Socially-distanced outdoor dining on on a block of Fulton Market that has been pedestrianized during the pandemic. Photo: John Greenfield
Socially-distanced outdoor dining on on a block of Fulton Market that has been pedestrianized during the pandemic. Photo: John Greenfield

When I think of the phrase “pedestrian streets,” I think of car-free streets that allow people to walk and perhaps roll without the threat of motor vehicles. In Chicago, however, the term Pedestrian Streets refer to a zoning designation intended to “preserve and enhance the character of streets and intersections that are widely recognized as Chicago’s best example of walkable retail corridors,” by banning car-centric land uses like strip malls, drive-throughs, and car washes. In some cases the zoning designation is changed to promote future walkable development, as was the case on Clark Street in Rogers Park which is currently not a very attractive pedestrian corridor compared to the vibrant stretch of Clark in Andersonville about a mile south.
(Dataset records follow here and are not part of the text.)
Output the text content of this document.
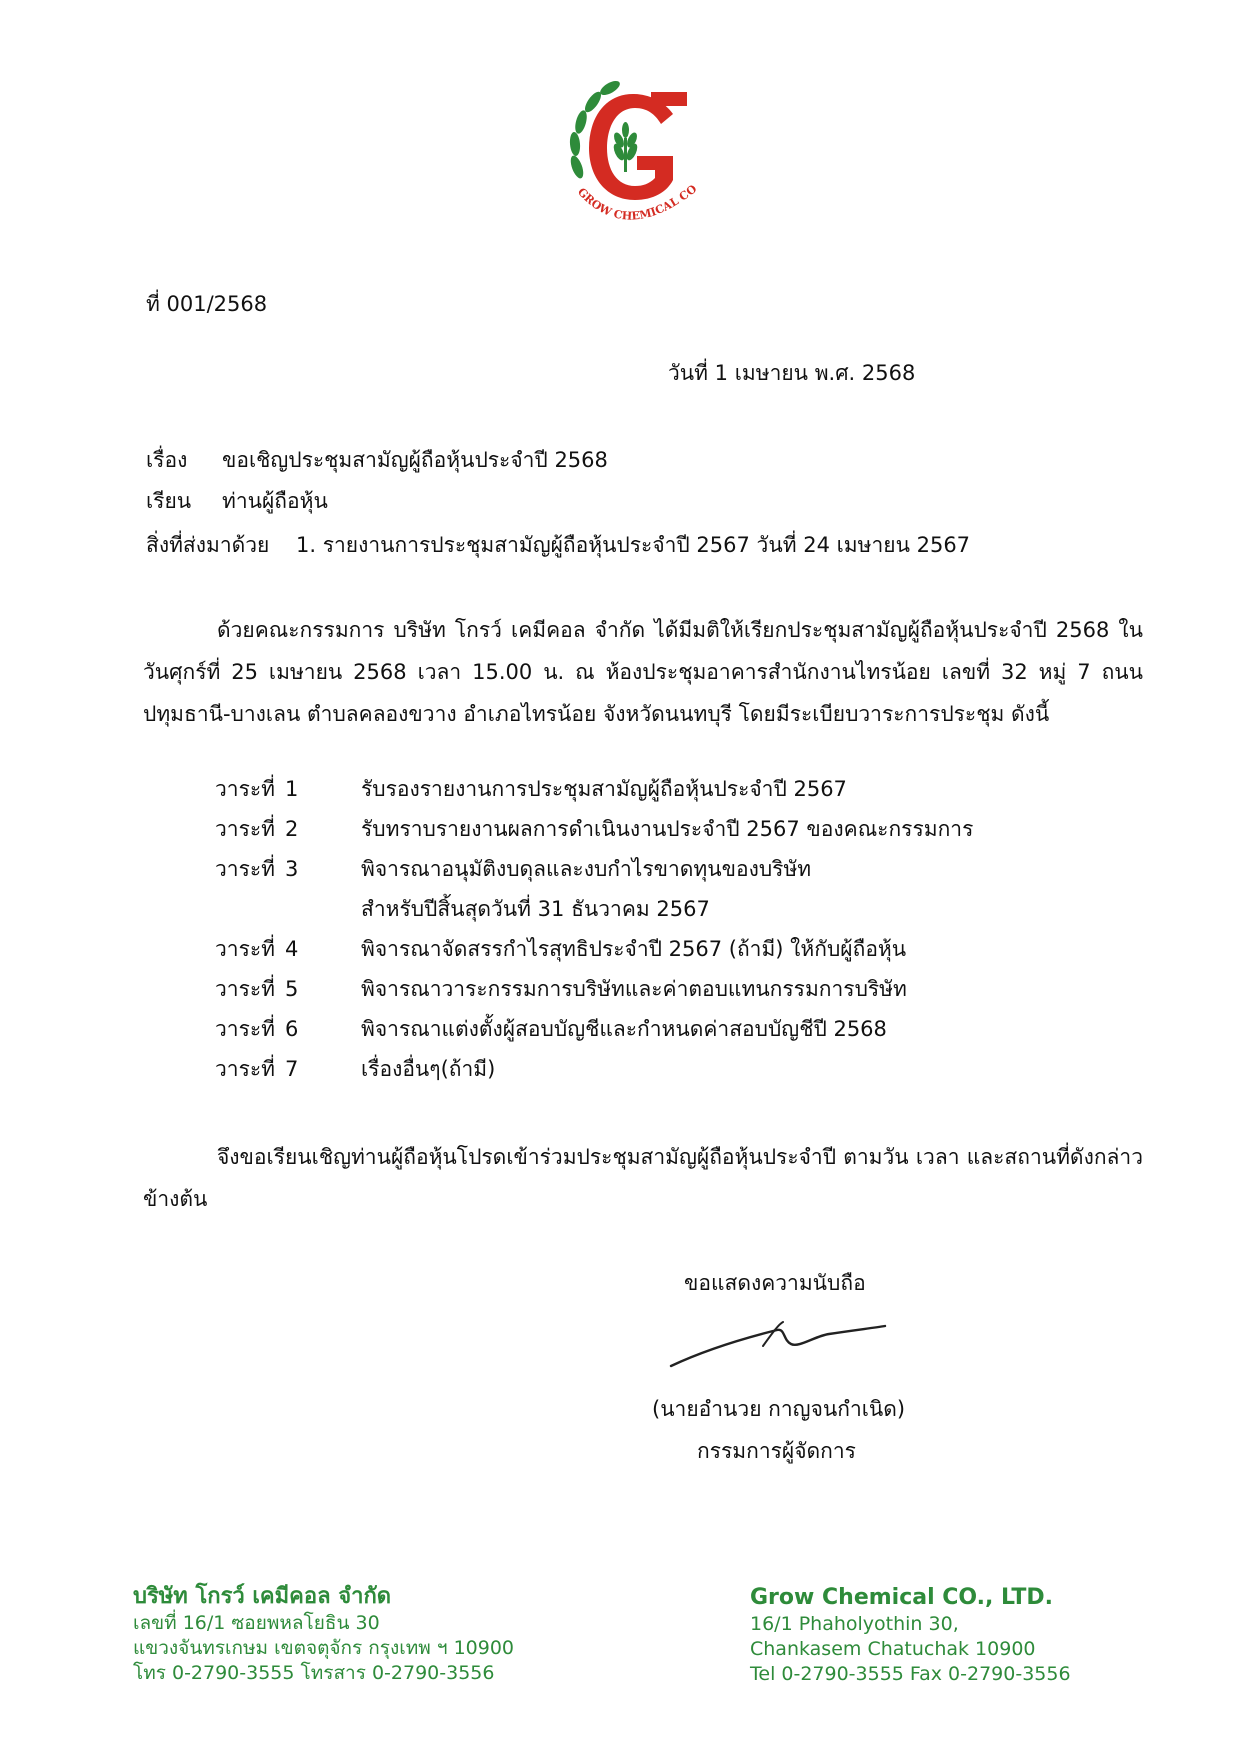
GROW CHEMICAL CO
ที่ 001/2568
วันที่ 1 เมษายน พ.ศ. 2568
เรื่อง ขอเชิญประชุมสามัญผู้ถือหุ้นประจำปี 2568
เรียน ท่านผู้ถือหุ้น
สิ่งที่ส่งมาด้วย 1. รายงานการประชุมสามัญผู้ถือหุ้นประจำปี 2567 วันที่ 24 เมษายน 2567
ด้วยคณะกรรมการ บริษัท โกรว์ เคมีคอล จำกัด ได้มีมติให้เรียกประชุมสามัญผู้ถือหุ้นประจำปี 2568 ในวันศุกร์ที่ 25 เมษายน 2568 เวลา 15.00 น. ณ ห้องประชุมอาคารสำนักงานไทรน้อย เลขที่ 32 หมู่ 7 ถนนปทุมธานี-บางเลน ตำบลคลองขวาง อำเภอไทรน้อย จังหวัดนนทบุรี โดยมีระเบียบวาระการประชุม ดังนี้
วาระที่ 1	รับรองรายงานการประชุมสามัญผู้ถือหุ้นประจำปี 2567
วาระที่ 2	รับทราบรายงานผลการดำเนินงานประจำปี 2567 ของคณะกรรมการ
วาระที่ 3	พิจารณาอนุมัติงบดุลและงบกำไรขาดทุนของบริษัท
สำหรับปีสิ้นสุดวันที่ 31 ธันวาคม 2567
วาระที่ 4	พิจารณาจัดสรรกำไรสุทธิประจำปี 2567 (ถ้ามี) ให้กับผู้ถือหุ้น
วาระที่ 5	พิจารณาวาระกรรมการบริษัทและค่าตอบแทนกรรมการบริษัท
วาระที่ 6	พิจารณาแต่งตั้งผู้สอบบัญชีและกำหนดค่าสอบบัญชีปี 2568
วาระที่ 7	เรื่องอื่นๆ(ถ้ามี)
จึงขอเรียนเชิญท่านผู้ถือหุ้นโปรดเข้าร่วมประชุมสามัญผู้ถือหุ้นประจำปี ตามวัน เวลา และสถานที่ดังกล่าวข้างต้น
ขอแสดงความนับถือ
(นายอำนวย กาญจนกำเนิด)
กรรมการผู้จัดการ
บริษัท โกรว์ เคมีคอล จำกัด
เลขที่ 16/1 ซอยพหลโยธิน 30
แขวงจันทรเกษม เขตจตุจักร กรุงเทพ ฯ 10900
โทร 0-2790-3555 โทรสาร 0-2790-3556
Grow Chemical CO., LTD.
16/1 Phaholyothin 30,
Chankasem Chatuchak 10900
Tel 0-2790-3555 Fax 0-2790-3556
Two additional Chicago roadways were designated as P-Streets last week when the City Council approved rezoning of parts of Fulton and Randolph street in the West Loop. The designation builds on a multi-year $20.3 million project that began in 2015 with the installation of a lit-up Fulton Market gateway arch just west of Halsted Street. The streetscape work, covered the stretch from Halsted to Ogden Avenue and wrapped up in July 2021, also included new wider stone and concrete sidewalks, better drainage, formalized angled parking, and custom street furniture such as benches and bike racks.
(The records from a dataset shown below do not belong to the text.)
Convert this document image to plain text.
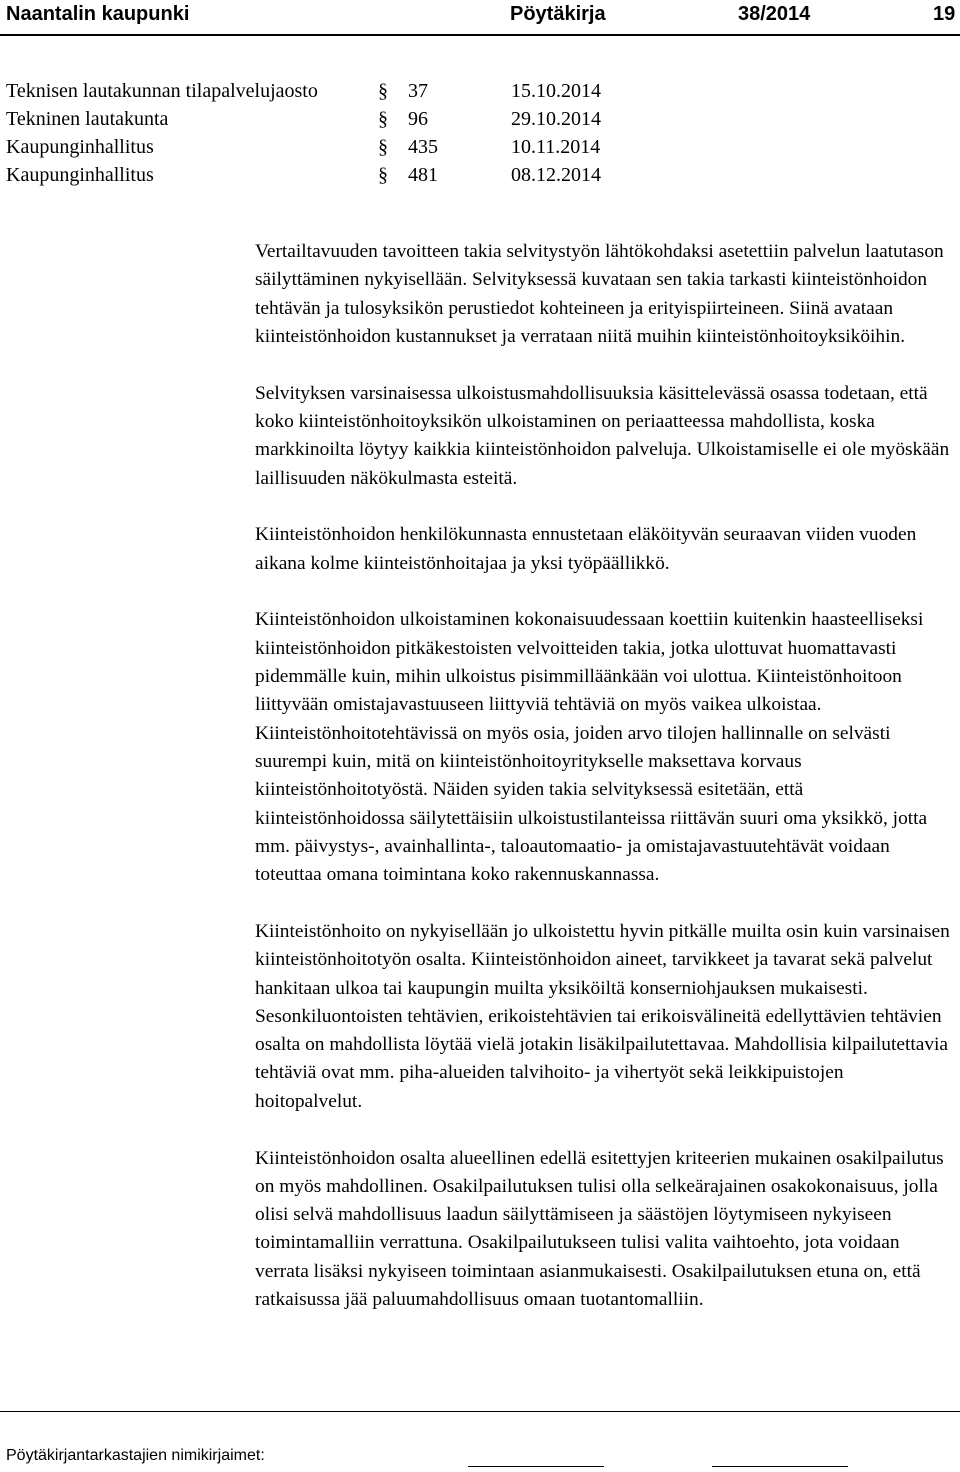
Naantalin kaupunki	Pöytäkirja	38/2014	19
Teknisen lautakunnan tilapalvelujaosto	§ 37	15.10.2014
Tekninen lautakunta	§ 96	29.10.2014
Kaupunginhallitus	§ 435	10.11.2014
Kaupunginhallitus	§ 481	08.12.2014

Vertailtavuuden tavoitteen takia selvitystyön lähtökohdaksi asetettiin palvelun laatutason säilyttäminen nykyisellään. Selvityksessä kuvataan sen takia tarkasti kiinteistönhoidon tehtävän ja tulosyksikön perustiedot kohteineen ja erityispiirteineen. Siinä avataan kiinteistönhoidon kustannukset ja verrataan niitä muihin kiinteistönhoitoyksiköihin.

Selvityksen varsinaisessa ulkoistusmahdollisuuksia käsittelevässä osassa todetaan, että koko kiinteistönhoitoyksikön ulkoistaminen on periaatteessa mahdollista, koska markkinoilta löytyy kaikkia kiinteistönhoidon palveluja. Ulkoistamiselle ei ole myöskään laillisuuden näkökulmasta esteitä.

Kiinteistönhoidon henkilökunnasta ennustetaan eläköityvän seuraavan viiden vuoden aikana kolme kiinteistönhoitajaa ja yksi työpäällikkö.

Kiinteistönhoidon ulkoistaminen kokonaisuudessaan koettiin kuitenkin haasteelliseksi kiinteistönhoidon pitkäkestoisten velvoitteiden takia, jotka ulottuvat huomattavasti pidemmälle kuin, mihin ulkoistus pisimmilläänkään voi ulottua. Kiinteistönhoitoon liittyvään omistajavastuuseen liittyviä tehtäviä on myös vaikea ulkoistaa. Kiinteistönhoitotehtävissä on myös osia, joiden arvo tilojen hallinnalle on selvästi suurempi kuin, mitä on kiinteistönhoitoyritykselle maksettava korvaus kiinteistönhoitotyöstä. Näiden syiden takia selvityksessä esitetään, että kiinteistönhoidossa säilytettäisiin ulkoistustilanteissa riittävän suuri oma yksikkö, jotta mm. päivystys-, avainhallinta-, taloautomaatio- ja omistajavastuutehtävät voidaan toteuttaa omana toimintana koko rakennuskannassa.

Kiinteistönhoito on nykyisellään jo ulkoistettu hyvin pitkälle muilta osin kuin varsinaisen kiinteistönhoitotyön osalta. Kiinteistönhoidon aineet, tarvikkeet ja tavarat sekä palvelut hankitaan ulkoa tai kaupungin muilta yksiköiltä konserniohjauksen mukaisesti. Sesonkiluontoisten tehtävien, erikoistehtävien tai erikoisvälineitä edellyttävien tehtävien osalta on mahdollista löytää vielä jotakin lisäkilpailutettavaa. Mahdollisia kilpailutettavia tehtäviä ovat mm. piha-alueiden talvihoito- ja vihertyöt sekä leikkipuistojen hoitopalvelut.

Kiinteistönhoidon osalta alueellinen edellä esitettyjen kriteerien mukainen osakilpailutus on myös mahdollinen. Osakilpailutuksen tulisi olla selkeärajainen osakokonaisuus, jolla olisi selvä mahdollisuus laadun säilyttämiseen ja säästöjen löytymiseen nykyiseen toimintamalliin verrattuna. Osakilpailutukseen tulisi valita vaihtoehto, jota voidaan verrata lisäksi nykyiseen toimintaan asianmukaisesti. Osakilpailutuksen etuna on, että ratkaisussa jää paluumahdollisuus omaan tuotantomalliin.

Pöytäkirjantarkastajien nimikirjaimet:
The same Fulton Street segment is part was designated as a Pedestrian Street. Randolph, which like Fulton includes many restaurants and bars, was rezoned as a P-Street from Halsted to Ada Street (1330 West.) The designation now means there any project or development that borders the streets will have to meet a certain set of criteria per city code:

  • The entire building façade that faces the street must border the sidewalk or be located within five feet of the sidewalk
  • At least sixty percent of the street facing the side between four to ten feet in height must be comprised of clear, non-reflective, glass to allow the visibility of commerce inside
  • On lights bordering the street, buildings must have a primary entrance door facing the street, corner entrances are also allowed, this includes entrances to shops, lobbies, or other business
  • The following are prohibited on lights bordering the street: drive-through facilities, vehicle sales or services that involve outdoor storage, gas stations, car washes, storage warehouses, and strip mall centers.
  • No new curb cuts will be allowed, all the secular entrances must be from an alley as well as any enclosed parking must not be visible from the designated street

The restrictions will apply to all projects on these stretches moving forward. Additionally, although surface parking lots along both roads are limited, they may come into play for adaptive reuse in the future.

Despite the success of a car-free pedestrian pilot on Fulton during the pandemic there are no immediate plans to permanently restrict vehicle access to Fulton Street.